Fire science has come to the fore in the US in two cases championed by the legal group The Innocence Project. The cases involve two Texans, Cameron Willingham and Ernest Willis. Each was accused of arson murder – Willis for the deaths of two female acquaintances who died in a house fire in 1986, and Willingham for allegedly killing his three children, all under 3 years of age, in a fire at his home in 1991. Both men claimed to have woken to find the houses ablaze. Both were convicted and sentenced to death on the basis of expert testimony that the fires were started intentionally.

At Willingham’s trial, investigators told jurors of 20 arson indicators in the debris, and claimed Willingham had used accelerants to start three separate fires in the home. In 2004, however, a month before Willingham’s scheduled execution, the defence asked independent fire consultant Gerald Hurst to review the case. Hurst’s report disputed every bit of trial testimony and dismissed as invalid all the arson indicators cited by the investigators. The list included crazed glass and burn patterns on the floor. All have been found in accidental fires, and experiments have reproduced them. In short, Hurst found no evidence of anything but an accident. His appeals to the court fell on deaf ears, however, and Willingham was put to death.

By contrast, Willis was lucky. In 1996, new lawyers secured a hearing to determine whether he deserved a second trial. A judge ruled in 2004 that Willis either be released or retried. A new district attorney asked Hurst to review the case. Again, he found no evidence of arson. Only months after Willingham’s execution, Willis was exonerated and set free after 17 years on death row.

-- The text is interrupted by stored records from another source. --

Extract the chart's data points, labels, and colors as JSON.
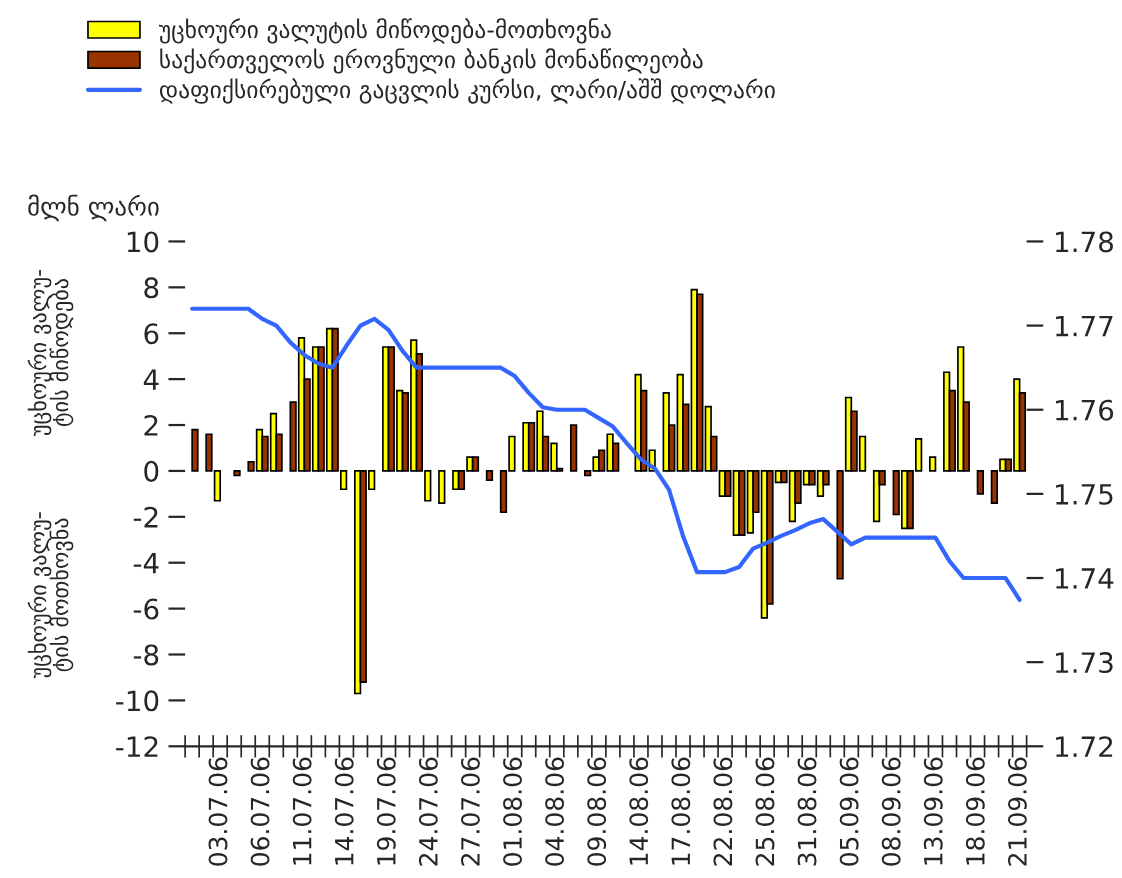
{
  "chart_data": {
    "type": "bar",
    "ylabel": "მლნ ლარი",
    "annotations": [
      "უცხოური ვალუ-\nტის მიწოდება",
      "უცხოური ვალუ-\nტის მოთხოვნა"
    ],
    "categories": [
      null,
      null,
      "03.07.06",
      null,
      null,
      "06.07.06",
      null,
      null,
      "11.07.06",
      null,
      null,
      "14.07.06",
      null,
      null,
      "19.07.06",
      null,
      null,
      "24.07.06",
      null,
      null,
      "27.07.06",
      null,
      null,
      "01.08.06",
      null,
      null,
      "04.08.06",
      null,
      null,
      "09.08.06",
      null,
      null,
      "14.08.06",
      null,
      null,
      "17.08.06",
      null,
      null,
      "22.08.06",
      null,
      null,
      "25.08.06",
      null,
      null,
      "31.08.06",
      null,
      null,
      "05.09.06",
      null,
      null,
      "08.09.06",
      null,
      null,
      "13.09.06",
      null,
      null,
      "18.09.06",
      null,
      null,
      "21.09.06"
    ],
    "series": [
      {
        "name": "უცხოური ვალუტის მიწოდება-მოთხოვნა",
        "color": "#ffff00",
        "values": [
          null,
          null,
          -1.3,
          null,
          null,
          1.8,
          2.5,
          null,
          5.8,
          5.4,
          6.2,
          -0.8,
          -9.7,
          -0.8,
          5.4,
          3.5,
          5.7,
          -1.3,
          -1.4,
          -0.8,
          0.6,
          null,
          null,
          1.5,
          2.1,
          2.6,
          1.2,
          null,
          null,
          0.6,
          1.6,
          null,
          4.2,
          0.9,
          3.4,
          4.2,
          7.9,
          2.8,
          -1.1,
          -2.8,
          -2.7,
          -6.4,
          -0.5,
          -2.2,
          -0.6,
          -1.1,
          null,
          3.2,
          1.5,
          -2.2,
          null,
          -2.5,
          1.4,
          0.6,
          4.3,
          5.4,
          null,
          null,
          0.5,
          4.0
        ]
      },
      {
        "name": "საქართველოს ეროვნული ბანკის მონაწილეობა",
        "color": "#993300",
        "values": [
          1.8,
          1.6,
          null,
          -0.2,
          0.4,
          1.5,
          1.6,
          3.0,
          4.0,
          5.4,
          6.2,
          null,
          -9.2,
          null,
          5.4,
          3.4,
          5.1,
          null,
          null,
          -0.8,
          0.6,
          -0.4,
          -1.8,
          null,
          2.1,
          1.5,
          0.1,
          2.0,
          -0.2,
          0.9,
          1.2,
          null,
          3.5,
          null,
          2.0,
          2.9,
          7.7,
          1.5,
          -1.1,
          -2.8,
          -1.8,
          -5.8,
          -0.5,
          -1.4,
          -0.6,
          -0.6,
          -4.7,
          2.6,
          null,
          -0.6,
          -1.9,
          -2.5,
          null,
          null,
          3.5,
          3.0,
          -1.0,
          -1.4,
          0.5,
          3.4
        ]
      },
      {
        "name": "დაფიქსირებული გაცვლის კურსი, ლარი/აშშ დოლარი",
        "type": "line",
        "axis": "y2",
        "color": "#3366ff",
        "values": [
          1.772,
          1.772,
          1.772,
          1.772,
          1.772,
          1.7708,
          1.77,
          1.768,
          1.7665,
          1.7655,
          1.765,
          1.7676,
          1.77,
          1.7708,
          1.7695,
          1.767,
          1.765,
          1.765,
          1.765,
          1.765,
          1.765,
          1.765,
          1.765,
          1.764,
          1.762,
          1.7603,
          1.76,
          1.76,
          1.76,
          1.759,
          1.758,
          1.756,
          1.7541,
          1.753,
          1.7505,
          1.745,
          1.7407,
          1.7407,
          1.7407,
          1.7413,
          1.7435,
          1.7442,
          1.745,
          1.7457,
          1.7465,
          1.747,
          1.7455,
          1.744,
          1.7448,
          1.7448,
          1.7448,
          1.7448,
          1.7448,
          1.7448,
          1.742,
          1.74,
          1.74,
          1.74,
          1.74,
          1.7374
        ]
      }
    ],
    "ylim": [
      -12,
      10
    ],
    "yticks": [
      -12,
      -10,
      -8,
      -6,
      -4,
      -2,
      0,
      2,
      4,
      6,
      8,
      10
    ],
    "y2lim": [
      1.72,
      1.78
    ],
    "y2ticks": [
      1.72,
      1.73,
      1.74,
      1.75,
      1.76,
      1.77,
      1.78
    ],
    "grid": false,
    "legend": "top left"
  }
}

In January 2005, a panel of fire-science experts looked into these cases. Its report echoes Hurst’s conclusions: arson testimony used against each man was based on obsolete assumptions. It calls for the criminal justice system to require those who testify in arson cases to have backgrounds in fire science. In May this year the report was sent to the Texas Forensic Science Commission. There has been no response yet, but if Texas is shown to have wrongfully executed Willingham, the state’s lawyers will be the ones putting out fires.